Senior setter Erica Fullenkamp has always been witty and a jokester to the people closest to her.

Lifelong friend and junior Abby Borges remembered a time in their junior year of high school when Fullenkamp attempted to get into every high school yearbook photo in one day.

Fullenkamp told Borges once that failing that mission was one of her biggest regrets of her junior year.

Now Fullenkamp, as one of the two upperclassmen on a sophomore-heavy team, must learn how to flip the switch from jokester to leader for the good of the team.

“Freshman and sophomore year I was the one who made everyone happy or would tell them a joke when they didn’t have a great practice,” Fullenkamp said.

Finding the balance between being a supportive friend and teammate, while still being a leader on and off the floor will be the focus for her this year.

“I’m still going to be the one cracking a joke to get my teammates happy, but I also have to know when it’s time to be serious,” Fullenkamp said. “It comes with age and maturity.”

That leadership is exactly what head coach Danijela Tomic wants out of her setter.

“We need our setter to be one of our leaders,” Tomic said. “Erica always had the leadership ability; I think for her it was just because of the numbers of seniors we had and she was the only freshman on the team when she came to college.”

Although she was the only freshman, she started all 31 matches and played in all 112 sets. That changed when coach Tomic came to BG in 2012 and moved Fullenkamp to more of a supporting role as she played in 13 matches.

“Not playing never affected Erica’s work ethic,” Tomic said. “I’ve never seen a bad attitude from her … that was never the case.”

Junior teammate Kelsey Bates also did not play much that year and said Fullenkamp always encouraged the players that were playing.

“She was very helpful to me as well because we talked it out a lot,” Bates said. “She knew her time would come if she worked hard.”

The Falcons went on to win the Mid-American Conference Championship that year with Fullenkamp taking the backseat.

“My feelings didn’t matter, what mattered was how the team was doing,” Fullenkamp said. “The team was very successful and that’s what it is all about.”

Fullenkamp was put back into the lineup her junior year as she embraced the upperclassman leadership role.

“There is always the thought process of being an upperclassmen that you have to be a leader,” Fullenkamp said. “I knew I had to be a leader. I had teammates who always supported me in that role which made it easier for me.”

Fullenkamp had been in this leadership role in high school and on her club teams, but college leadership was a new beast. She is now the leader of one of the youngest Falcon teams at the University.
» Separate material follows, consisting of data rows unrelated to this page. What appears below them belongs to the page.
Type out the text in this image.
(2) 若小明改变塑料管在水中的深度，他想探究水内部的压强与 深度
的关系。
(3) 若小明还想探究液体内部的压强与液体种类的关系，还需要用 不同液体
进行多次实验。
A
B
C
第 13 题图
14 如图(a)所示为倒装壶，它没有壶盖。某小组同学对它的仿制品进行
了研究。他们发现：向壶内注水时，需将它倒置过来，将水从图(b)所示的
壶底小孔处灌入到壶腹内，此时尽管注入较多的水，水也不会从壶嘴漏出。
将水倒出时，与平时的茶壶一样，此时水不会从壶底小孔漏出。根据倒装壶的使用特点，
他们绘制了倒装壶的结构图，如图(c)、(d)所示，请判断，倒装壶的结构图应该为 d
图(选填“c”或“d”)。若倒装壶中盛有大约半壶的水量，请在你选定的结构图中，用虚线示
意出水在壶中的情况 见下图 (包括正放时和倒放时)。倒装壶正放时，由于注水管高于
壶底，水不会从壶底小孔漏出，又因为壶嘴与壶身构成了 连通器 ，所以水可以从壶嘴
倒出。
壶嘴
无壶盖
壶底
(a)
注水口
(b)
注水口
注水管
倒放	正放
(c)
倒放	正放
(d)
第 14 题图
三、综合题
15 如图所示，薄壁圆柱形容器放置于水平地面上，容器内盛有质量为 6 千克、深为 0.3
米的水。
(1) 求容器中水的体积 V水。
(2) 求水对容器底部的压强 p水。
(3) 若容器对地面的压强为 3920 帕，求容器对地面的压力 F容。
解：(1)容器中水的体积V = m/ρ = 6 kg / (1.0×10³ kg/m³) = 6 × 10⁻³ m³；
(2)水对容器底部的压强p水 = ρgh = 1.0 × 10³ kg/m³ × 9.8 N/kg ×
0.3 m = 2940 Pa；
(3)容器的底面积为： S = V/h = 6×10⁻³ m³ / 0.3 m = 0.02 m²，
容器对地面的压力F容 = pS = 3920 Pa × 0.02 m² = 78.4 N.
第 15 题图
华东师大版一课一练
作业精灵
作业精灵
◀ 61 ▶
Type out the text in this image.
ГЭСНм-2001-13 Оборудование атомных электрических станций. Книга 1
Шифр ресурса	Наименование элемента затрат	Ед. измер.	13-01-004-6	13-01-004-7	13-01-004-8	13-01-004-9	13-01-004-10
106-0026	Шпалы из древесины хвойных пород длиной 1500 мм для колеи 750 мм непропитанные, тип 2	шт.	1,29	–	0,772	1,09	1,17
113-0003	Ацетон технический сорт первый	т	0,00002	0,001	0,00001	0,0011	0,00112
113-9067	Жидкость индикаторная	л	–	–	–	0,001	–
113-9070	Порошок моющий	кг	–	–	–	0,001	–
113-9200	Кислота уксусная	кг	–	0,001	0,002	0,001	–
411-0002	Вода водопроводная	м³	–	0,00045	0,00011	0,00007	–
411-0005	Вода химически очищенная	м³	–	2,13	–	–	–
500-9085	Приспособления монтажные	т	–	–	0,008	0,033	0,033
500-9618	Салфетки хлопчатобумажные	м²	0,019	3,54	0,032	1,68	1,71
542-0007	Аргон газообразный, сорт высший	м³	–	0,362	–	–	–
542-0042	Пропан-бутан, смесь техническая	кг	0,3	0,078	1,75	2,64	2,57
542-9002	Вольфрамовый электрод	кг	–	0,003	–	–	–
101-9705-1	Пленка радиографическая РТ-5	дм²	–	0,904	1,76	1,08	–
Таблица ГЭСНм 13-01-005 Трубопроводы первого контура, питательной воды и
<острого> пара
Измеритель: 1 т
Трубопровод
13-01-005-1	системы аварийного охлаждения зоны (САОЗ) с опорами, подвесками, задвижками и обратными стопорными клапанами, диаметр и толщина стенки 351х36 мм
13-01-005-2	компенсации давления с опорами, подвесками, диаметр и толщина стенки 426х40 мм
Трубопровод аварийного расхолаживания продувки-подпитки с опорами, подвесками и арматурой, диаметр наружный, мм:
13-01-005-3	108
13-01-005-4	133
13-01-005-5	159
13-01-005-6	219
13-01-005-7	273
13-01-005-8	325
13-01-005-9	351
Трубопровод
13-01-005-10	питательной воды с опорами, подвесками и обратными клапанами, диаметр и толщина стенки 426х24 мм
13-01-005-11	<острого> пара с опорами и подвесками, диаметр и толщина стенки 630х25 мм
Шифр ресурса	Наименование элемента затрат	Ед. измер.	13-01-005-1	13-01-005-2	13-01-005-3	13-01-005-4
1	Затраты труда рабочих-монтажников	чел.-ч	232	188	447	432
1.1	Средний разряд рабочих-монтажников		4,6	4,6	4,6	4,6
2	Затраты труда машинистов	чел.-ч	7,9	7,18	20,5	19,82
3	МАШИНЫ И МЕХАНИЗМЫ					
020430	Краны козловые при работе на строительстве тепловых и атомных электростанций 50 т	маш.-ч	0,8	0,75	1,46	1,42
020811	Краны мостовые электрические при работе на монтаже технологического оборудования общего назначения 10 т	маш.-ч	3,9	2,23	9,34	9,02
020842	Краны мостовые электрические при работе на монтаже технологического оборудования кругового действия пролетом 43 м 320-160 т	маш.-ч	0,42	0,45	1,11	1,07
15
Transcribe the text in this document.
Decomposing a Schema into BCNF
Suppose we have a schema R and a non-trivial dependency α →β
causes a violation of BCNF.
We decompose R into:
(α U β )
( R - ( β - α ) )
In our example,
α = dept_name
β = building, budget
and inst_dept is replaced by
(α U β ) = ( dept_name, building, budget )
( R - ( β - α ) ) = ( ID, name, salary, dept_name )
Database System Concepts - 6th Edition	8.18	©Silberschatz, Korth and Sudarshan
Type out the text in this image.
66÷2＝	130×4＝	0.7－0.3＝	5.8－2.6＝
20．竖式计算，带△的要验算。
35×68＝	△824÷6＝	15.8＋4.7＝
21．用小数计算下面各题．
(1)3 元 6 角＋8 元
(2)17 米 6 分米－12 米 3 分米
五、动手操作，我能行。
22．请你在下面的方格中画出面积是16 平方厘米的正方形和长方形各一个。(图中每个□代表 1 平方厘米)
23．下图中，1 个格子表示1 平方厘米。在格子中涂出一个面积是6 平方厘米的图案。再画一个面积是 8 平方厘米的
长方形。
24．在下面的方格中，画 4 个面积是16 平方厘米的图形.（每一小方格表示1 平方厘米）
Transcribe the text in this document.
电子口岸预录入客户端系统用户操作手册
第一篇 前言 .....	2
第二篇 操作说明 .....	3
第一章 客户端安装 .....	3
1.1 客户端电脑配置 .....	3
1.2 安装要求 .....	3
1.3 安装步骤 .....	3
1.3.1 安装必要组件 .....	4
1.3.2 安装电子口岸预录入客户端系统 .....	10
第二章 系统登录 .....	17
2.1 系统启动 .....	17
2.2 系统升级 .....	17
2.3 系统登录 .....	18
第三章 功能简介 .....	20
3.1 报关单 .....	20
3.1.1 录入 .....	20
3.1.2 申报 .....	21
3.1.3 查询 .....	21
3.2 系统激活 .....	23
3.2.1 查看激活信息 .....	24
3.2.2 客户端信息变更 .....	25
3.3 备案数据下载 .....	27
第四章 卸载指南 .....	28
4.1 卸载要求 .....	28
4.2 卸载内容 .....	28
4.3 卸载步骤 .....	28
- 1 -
“A lot more responsibility comes with leadership in college and having to hold people more accountable,” Fullenkamp said. “In college you are here for a higher purpose and that calls for a lot higher responsibility for a captain and leader. It’s kind of learn as you go.”

Being the leader of this team is not enough for Fullenkamp, though. She puts pressure on herself to be the best she can be in all aspects. That idea comes from her parents who told her to be the best person she can be whether that is in volleyball or not.

“It’s very rewarding to be a leader and be able to have teammates look up to you in that position,” Fullenkamp said. “You have to know that every practice you have to bring your A-game mentally and physically.”

Knowing this is her last year as a Falcon is a surreal feeling. but she will enjoy every second of it, she said.

“I just want to cherish every day,” Fullenkamp said. “These were by far the fastest four years of my life.”

Fullenkamp has changed her role every year she has been a Falcon and will need to do so once more as they begin their run into the 2014 season.

“I think that’s why I enjoy being captain so much,” she said. “I know that’s what our team needs and I know I’m helping to make the team that much better.”